Hedge Funds Weigh In On Sweetgreen
Several institutional investors have recently made changes to their positions in the company. Alpine Global Management LLC acquired a new stake in Sweetgreen during the fourth quarter valued at $92,000. Aristides Capital LLC acquired a new position in shares of Sweetgreen in the fourth quarter worth about $185,000. Virtu Financial LLC purchased a new stake in shares of Sweetgreen during the 4th quarter worth about $674,000. Invesco Ltd. grew its position in shares of Sweetgreen by 23.9% during the 4th quarter. Invesco Ltd. now owns 134,511 shares of the company’s stock valued at $909,000 after acquiring an additional 25,921 shares during the period. Finally, VARCOV Co. purchased a new position in shares of Sweetgreen in the 4th quarter valued at about $141,000. 95.75% of the stock is owned by hedge funds and other institutional investors.
Key Sweetgreen News
Here are the key news stories impacting Sweetgreen this week:
- Positive Sentiment: Management laid out a clear transformation plan for 2026 focused on menu innovation and operational changes that could stabilize comps and margins if execution improves. Read More.
- Neutral Sentiment: Sweetgreen held an earnings call and published full transcripts, providing detail on the company’s initiatives and cost actions — useful for investors assessing execution risk and timing. Read More.
- Neutral Sentiment: Company commentary in call highlights management’s focus on restoring traffic and simplifying operations; these are strategic but will likely take quarters to show meaningful financial improvement. Read More.
- Negative Sentiment: Q4 results missed expectations: GAAP loss of $0.42/sh vs. consensus -$0.31, revenue $155.2M vs. $159.6M estimate, and revenue down 3.5% y/y — signaling near-term revenue pressure. Read More.
- Negative Sentiment: Same-store sales plunged (company reported an ~11.5% comp decline in Q4) and traffic dropped sharply — the core demand weakness is the primary driver of the stock decline. Read More.
- Negative Sentiment: Analysts and coverage note the miss widens the path to profitability; independent write-ups flag the miss and worsening margins (negative ROE, negative net margin), weighing on investor confidence. Read More.

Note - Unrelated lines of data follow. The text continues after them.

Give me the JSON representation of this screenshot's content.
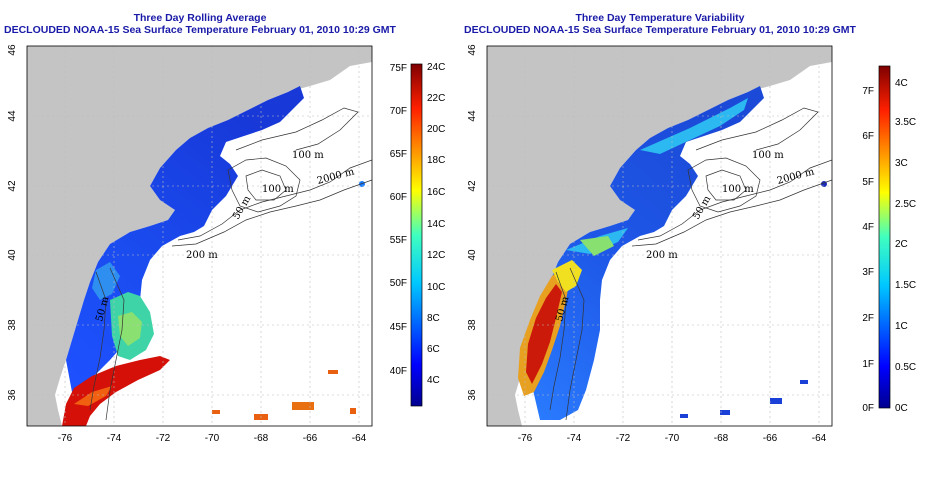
{
  "panels": [
    {
      "title_line1": "Three Day Rolling Average",
      "title_line2": "DECLOUDED NOAA-15 Sea Surface Temperature February 01, 2010 10:29 GMT",
      "x_ticks": [
        "-76",
        "-74",
        "-72",
        "-70",
        "-68",
        "-66",
        "-64"
      ],
      "y_ticks": [
        "36",
        "38",
        "40",
        "42",
        "44",
        "46"
      ],
      "colorbar": {
        "left_labels": [
          "40F",
          "45F",
          "50F",
          "55F",
          "60F",
          "65F",
          "70F",
          "75F"
        ],
        "right_labels": [
          "4C",
          "6C",
          "8C",
          "10C",
          "12C",
          "14C",
          "16C",
          "18C",
          "20C",
          "22C",
          "24C"
        ]
      },
      "contour_labels": [
        "100 m",
        "100 m",
        "50 m",
        "2000 m",
        "200 m",
        "50 m"
      ]
    },
    {
      "title_line1": "Three Day Temperature Variability",
      "title_line2": "DECLOUDED NOAA-15 Sea Surface Temperature February 01, 2010 10:29 GMT",
      "x_ticks": [
        "-76",
        "-74",
        "-72",
        "-70",
        "-68",
        "-66",
        "-64"
      ],
      "y_ticks": [
        "36",
        "38",
        "40",
        "42",
        "44",
        "46"
      ],
      "colorbar": {
        "left_labels": [
          "0F",
          "1F",
          "2F",
          "3F",
          "4F",
          "5F",
          "6F",
          "7F"
        ],
        "right_labels": [
          "0C",
          "0.5C",
          "1C",
          "1.5C",
          "2C",
          "2.5C",
          "3C",
          "3.5C",
          "4C"
        ]
      },
      "contour_labels": [
        "100 m",
        "100 m",
        "50 m",
        "2000 m",
        "200 m",
        "50 m"
      ]
    }
  ],
  "colors": {
    "land": "#c4c4c4",
    "no_data": "#ffffff",
    "title": "#1a1aa8"
  }
}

Sweetgreen Company Profile
Sweetgreen, Inc is a fast-casual restaurant chain specializing in salads, grain bowls and warm bowls that emphasize fresh, locally sourced ingredients. Since its founding in 2007 by Jonathan Neman, Nicolas Jammet and Nathaniel Ru, Sweetgreen has focused on sustainable agriculture, working with regional farmers across the United States to provide seasonal produce and promote environmentally responsible sourcing practices. The company’s menu features a variety of plant-forward options, including custom-build salads, chef-curated bowls and limited-time offerings that reflect changing harvests.
Sweetgreen operates a technology-driven service model that combines in-store experiences with digital ordering through its mobile app and website.